The Precision Solution
The solution is architectural. It is about precision. If you own a flagship SUV, you should not be using a generic plastic crate. You need something that acknowledges the specific geometry of the vehicle. This is why many G9 owners in Europe are looking for better ways to manage the void.
They want the interior to remain a lounge, not a landfill. When you install a custom-fit solution from
the physics change. You are no longer dealing with a flat tray. You are dealing with a structured environment.
“The structure provides the strength. A partition acts as a memory for the space.”
This is like my origami. The structure provides the strength. A partition acts as a memory for the space. It says: “The cooler stays here.” It says: “The suitcases cannot lean.” It breaks the large vacuum into manageable cells.
This stops the kinetic friction from ever starting. If the luggage cannot move the first inch, it will never move the first mile. The repacking ritual ends. The father can open the boot in Denmark and find exactly what he left in Hamburg.
Reclaiming the Holiday Dignity
I often think about the psychological cost of the avalanche. We blame ourselves for being messy. We feel the “disorganization tax.” This is the time we spend shoveling bags at a rainy rest stop. We feel the eyes of other travelers. We look like people who cannot handle a holiday.
But we are not the problem. The empty box is the problem. It is an unfinished product. The car company gave us the engine and the seats. They gave us the screen and the software. But they left the cargo hold as a wild frontier.
In my workshop, I tell students that a fold is a decision. You decide where the paper ends. In your car, an organizer is a decision. You decide where the motion stops. You reclaim your time. You reclaim your dignity at the rest stop.
You stop narrating the disaster to your children. Instead, you just open the door and take out the cooler. The sandwiches are not crushed. The teddy bear is where he belongs. The dunes of Skagen are waiting. The road is finally just a road.

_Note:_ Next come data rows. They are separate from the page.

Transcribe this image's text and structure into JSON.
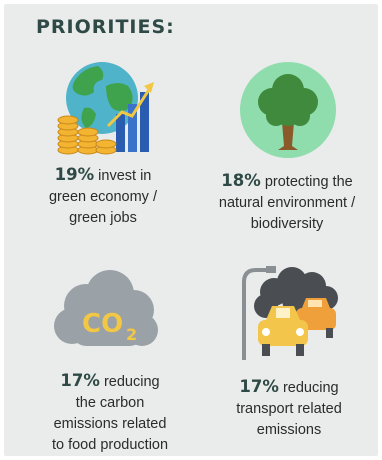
{
  "title": "PRIORITIES:",
  "items": [
    {
      "pct": "19%",
      "line1": "invest in",
      "line2": "green economy /",
      "line3": "green jobs",
      "icon": "globe-growth-icon"
    },
    {
      "pct": "18%",
      "line1": "protecting the",
      "line2": "natural environment /",
      "line3": "biodiversity",
      "icon": "tree-icon"
    },
    {
      "pct": "17%",
      "line1": "reducing",
      "line2": "the carbon",
      "line3": "emissions related",
      "line4": "to food production",
      "icon": "co2-cloud-icon",
      "co2_text": "CO",
      "co2_sub": "2"
    },
    {
      "pct": "17%",
      "line1": "reducing",
      "line2": "transport related",
      "line3": "emissions",
      "icon": "cars-smog-icon"
    }
  ],
  "colors": {
    "title": "#2f4a46",
    "panel": "#e9eceb",
    "text": "#2b2b2b"
  }
}
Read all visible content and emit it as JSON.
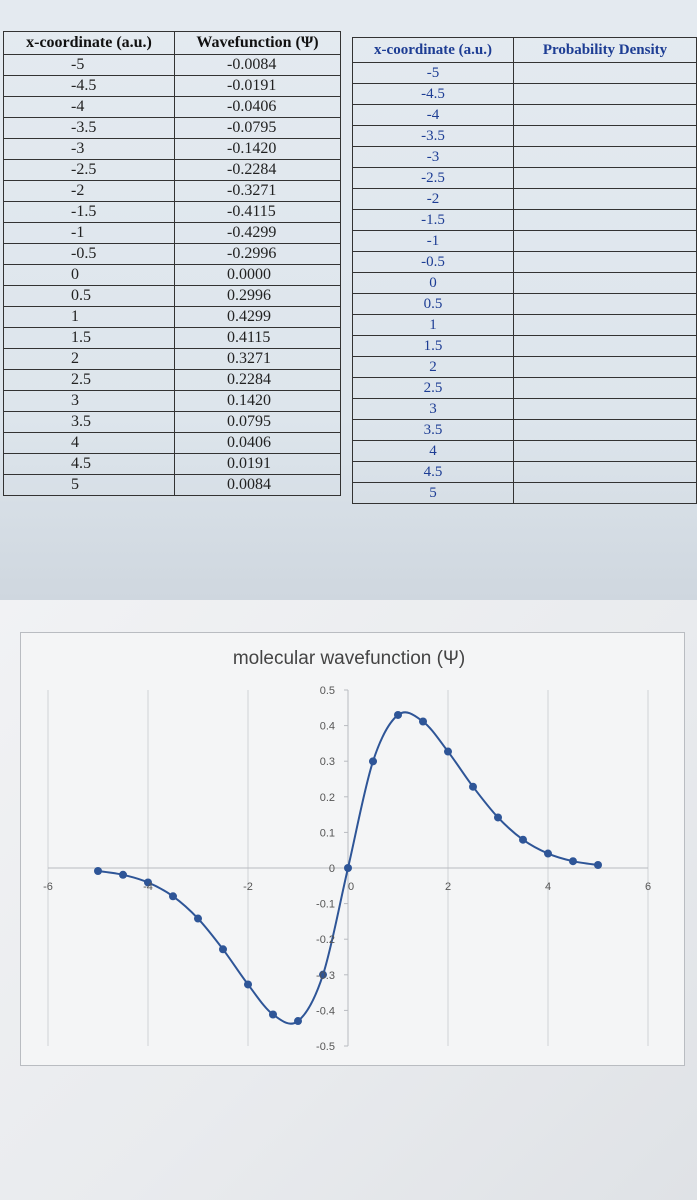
{
  "table1": {
    "headers": [
      "x-coordinate (a.u.)",
      "Wavefunction (Ψ)"
    ],
    "rows": [
      [
        "-5",
        "-0.0084"
      ],
      [
        "-4.5",
        "-0.0191"
      ],
      [
        "-4",
        "-0.0406"
      ],
      [
        "-3.5",
        "-0.0795"
      ],
      [
        "-3",
        "-0.1420"
      ],
      [
        "-2.5",
        "-0.2284"
      ],
      [
        "-2",
        "-0.3271"
      ],
      [
        "-1.5",
        "-0.4115"
      ],
      [
        "-1",
        "-0.4299"
      ],
      [
        "-0.5",
        "-0.2996"
      ],
      [
        "0",
        "0.0000"
      ],
      [
        "0.5",
        "0.2996"
      ],
      [
        "1",
        "0.4299"
      ],
      [
        "1.5",
        "0.4115"
      ],
      [
        "2",
        "0.3271"
      ],
      [
        "2.5",
        "0.2284"
      ],
      [
        "3",
        "0.1420"
      ],
      [
        "3.5",
        "0.0795"
      ],
      [
        "4",
        "0.0406"
      ],
      [
        "4.5",
        "0.0191"
      ],
      [
        "5",
        "0.0084"
      ]
    ]
  },
  "table2": {
    "headers": [
      "x-coordinate (a.u.)",
      "Probability Density"
    ],
    "rows": [
      "-5",
      "-4.5",
      "-4",
      "-3.5",
      "-3",
      "-2.5",
      "-2",
      "-1.5",
      "-1",
      "-0.5",
      "0",
      "0.5",
      "1",
      "1.5",
      "2",
      "2.5",
      "3",
      "3.5",
      "4",
      "4.5",
      "5"
    ]
  },
  "chart_data": {
    "type": "scatter",
    "title": "molecular wavefunction (Ψ)",
    "xlim": [
      -6,
      6
    ],
    "ylim": [
      -0.5,
      0.5
    ],
    "x_ticks": [
      "-6",
      "-4",
      "-2",
      "0",
      "2",
      "4",
      "6"
    ],
    "y_ticks": [
      "0.5",
      "0.4",
      "0.3",
      "0.2",
      "0.1",
      "0",
      "-0.1",
      "-0.2",
      "-0.3",
      "-0.4",
      "-0.5"
    ],
    "grid": "vertical",
    "series": [
      {
        "color": "#2e5597",
        "x": [
          -5,
          -4.5,
          -4,
          -3.5,
          -3,
          -2.5,
          -2,
          -1.5,
          -1,
          -0.5,
          0,
          0.5,
          1,
          1.5,
          2,
          2.5,
          3,
          3.5,
          4,
          4.5,
          5
        ],
        "y": [
          -0.0084,
          -0.0191,
          -0.0406,
          -0.0795,
          -0.142,
          -0.2284,
          -0.3271,
          -0.4115,
          -0.4299,
          -0.2996,
          0,
          0.2996,
          0.4299,
          0.4115,
          0.3271,
          0.2284,
          0.142,
          0.0795,
          0.0406,
          0.0191,
          0.0084
        ]
      }
    ]
  }
}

“The suitcase is a passenger that refuses to wear its seatbelt.”
The Deferred Tax of Relaxation
We often treat luxury as a list of features. We talk about horsepower. We talk about charging speeds. We talk about the softness of the Nappa leather. But true luxury is the absence of annoyance. It is the removal of the small, grinding frictions of daily life.
The repacking of a trunk is a friction. It is a “deferred tax” on our relaxation. We pay it because we think we have to. We don’t. We just need to stop treating the back of our car like a dumping ground. We need to treat it like the engineered space it is.

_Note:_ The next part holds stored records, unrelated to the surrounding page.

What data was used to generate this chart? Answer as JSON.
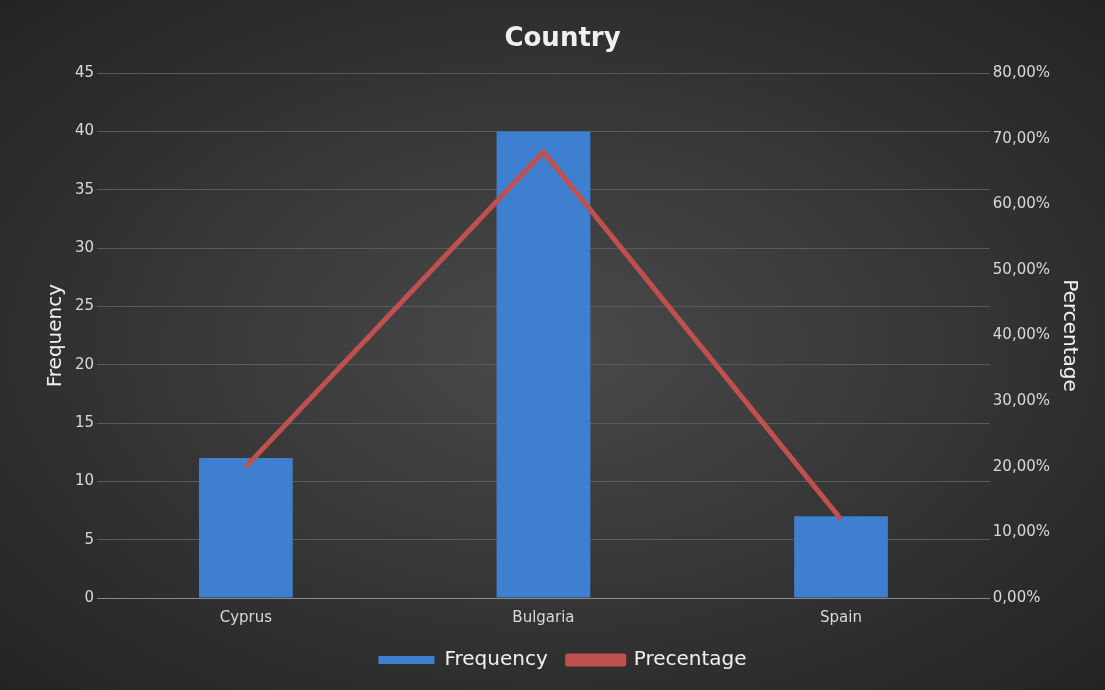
{
  "chart_data": {
    "type": "bar",
    "title": "Country",
    "ylabel": "Frequency",
    "y2label": "Percentage",
    "categories": [
      "Cyprus",
      "Bulgaria",
      "Spain"
    ],
    "series": [
      {
        "name": "Frequency",
        "color": "#3f7fd0",
        "values": [
          12,
          40,
          7
        ]
      },
      {
        "name": "Precentage",
        "type": "line",
        "axis": "y2",
        "color": "#c0504d",
        "values": [
          20,
          68,
          12
        ]
      }
    ],
    "ylim": [
      0,
      45
    ],
    "yticks": [
      0,
      5,
      10,
      15,
      20,
      25,
      30,
      35,
      40,
      45
    ],
    "y2lim": [
      0,
      80
    ],
    "y2ticks": [
      {
        "value": 0,
        "label": "0,00%"
      },
      {
        "value": 10,
        "label": "10,00%"
      },
      {
        "value": 20,
        "label": "20,00%"
      },
      {
        "value": 30,
        "label": "30,00%"
      },
      {
        "value": 40,
        "label": "40,00%"
      },
      {
        "value": 50,
        "label": "50,00%"
      },
      {
        "value": 60,
        "label": "60,00%"
      },
      {
        "value": 70,
        "label": "70,00%"
      },
      {
        "value": 80,
        "label": "80,00%"
      }
    ],
    "grid": "y",
    "legend": "bottom",
    "marker": "none"
  }
}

When the German family finally reached the Danish coast, the sun was low. The air smelled of salt and cold water. The father opened the boot. He braced himself for the slide. But he had finally invested in a real system.
The bags were upright. The kite was safe. He felt a wave of relief. It was the first time in years he didn’t have to apologize to his wife for the state of the gear. He realized that peace of mind is just a matter of proper containment. The physics hadn’t changed. He had simply outsmarted them.

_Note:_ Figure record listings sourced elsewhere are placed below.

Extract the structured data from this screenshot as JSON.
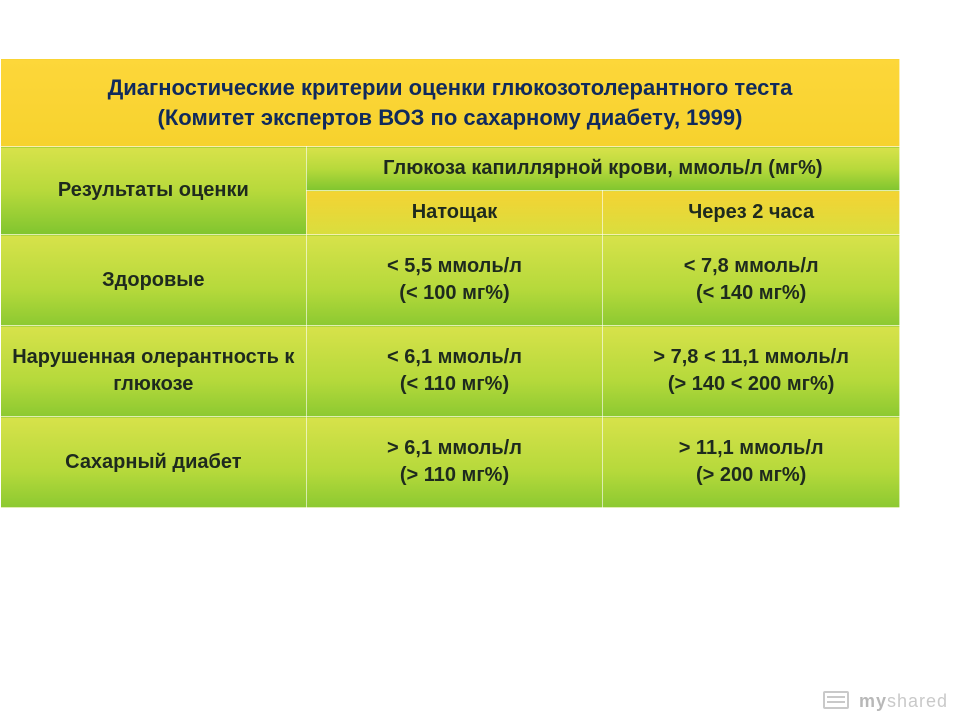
{
  "table": {
    "type": "table",
    "title_line1": "Диагностические критерии оценки глюкозотолерантного теста",
    "title_line2": "(Комитет экспертов ВОЗ по сахарному диабету, 1999)",
    "header_left": "Результаты оценки",
    "header_span": "Глюкоза капиллярной крови, ммоль/л (мг%)",
    "sub_col1": "Натощак",
    "sub_col2": "Через 2 часа",
    "rows": [
      {
        "label": "Здоровые",
        "fasting_mmol": "< 5,5 ммоль/л",
        "fasting_mg": "(< 100 мг%)",
        "after_mmol": "< 7,8 ммоль/л",
        "after_mg": "(< 140 мг%)"
      },
      {
        "label": "Нарушенная олерантность к глюкозе",
        "fasting_mmol": "< 6,1 ммоль/л",
        "fasting_mg": "(< 110 мг%)",
        "after_mmol": "> 7,8 < 11,1 ммоль/л",
        "after_mg": "(> 140 < 200 мг%)"
      },
      {
        "label": "Сахарный диабет",
        "fasting_mmol": "> 6,1 ммоль/л",
        "fasting_mg": "(> 110 мг%)",
        "after_mmol": "> 11,1 ммоль/л",
        "after_mg": "(> 200 мг%)"
      }
    ],
    "colors": {
      "title_bg_top": "#fdd73a",
      "title_bg_bottom": "#f6d22d",
      "title_text": "#102a5c",
      "row_bg_top": "#d7e24a",
      "row_bg_mid": "#b5d93b",
      "row_bg_bottom": "#8cc931",
      "sub_bg_top": "#f4d333",
      "sub_bg_bottom": "#d9de3e",
      "border": "#ffffff",
      "body_text": "#1e2a1e"
    },
    "font_sizes": {
      "title": 22,
      "header": 20,
      "cell": 20
    },
    "column_widths_pct": [
      34,
      33,
      33
    ]
  },
  "watermark": {
    "my": "my",
    "shared": "shared"
  }
}
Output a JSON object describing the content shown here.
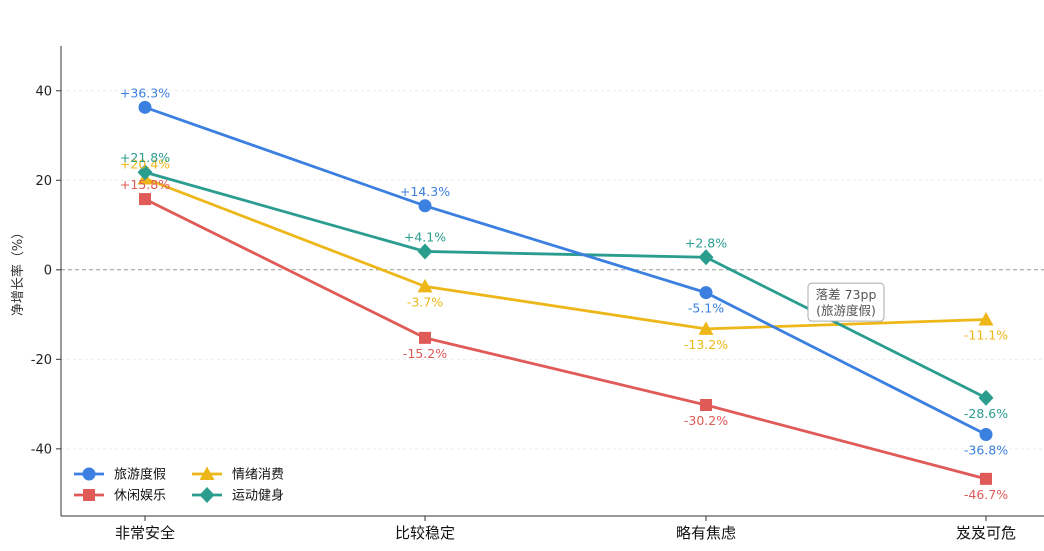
{
  "chart_data": {
    "type": "line",
    "title": "",
    "xlabel": "",
    "ylabel": "净增长率（%）",
    "categories": [
      "非常安全",
      "比较稳定",
      "略有焦虑",
      "岌岌可危"
    ],
    "ylim": [
      -55,
      50
    ],
    "yticks": [
      -40,
      -20,
      0,
      20,
      40
    ],
    "grid": true,
    "zero_line": true,
    "legend_position": "bottom-left",
    "series": [
      {
        "name": "旅游度假",
        "color": "#3b7fe0",
        "marker": "circle",
        "values": [
          36.3,
          14.3,
          -5.1,
          -36.8
        ],
        "labels": [
          "+36.3%",
          "+14.3%",
          "-5.1%",
          "-36.8%"
        ]
      },
      {
        "name": "休闲娱乐",
        "color": "#e05a57",
        "marker": "square",
        "values": [
          15.8,
          -15.2,
          -30.2,
          -46.7
        ],
        "labels": [
          "+15.8%",
          "-15.2%",
          "-30.2%",
          "-46.7%"
        ]
      },
      {
        "name": "情绪消费",
        "color": "#eeb719",
        "marker": "triangle",
        "values": [
          20.4,
          -3.7,
          -13.2,
          -11.1
        ],
        "labels": [
          "+20.4%",
          "-3.7%",
          "-13.2%",
          "-11.1%"
        ]
      },
      {
        "name": "运动健身",
        "color": "#2a9d8f",
        "marker": "diamond",
        "values": [
          21.8,
          4.1,
          2.8,
          -28.6
        ],
        "labels": [
          "+21.8%",
          "+4.1%",
          "+2.8%",
          "-28.6%"
        ]
      }
    ],
    "annotation": {
      "lines": [
        "落差 73pp",
        "(旅游度假)"
      ],
      "x_category": 2.5,
      "y": -7
    }
  }
}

The G9 is a silent car. It deserves a silent cargo hold. No thumping. No sliding. No plastic crunching against plastic. Just the quiet hum of an electric motor and the sound of the wind.
That is the point of the journey. To move through the world without bringing the chaos with you. To be like the origami crane. Folded with intent. Held by structure. Beautiful because it is exactly where it is meant to be.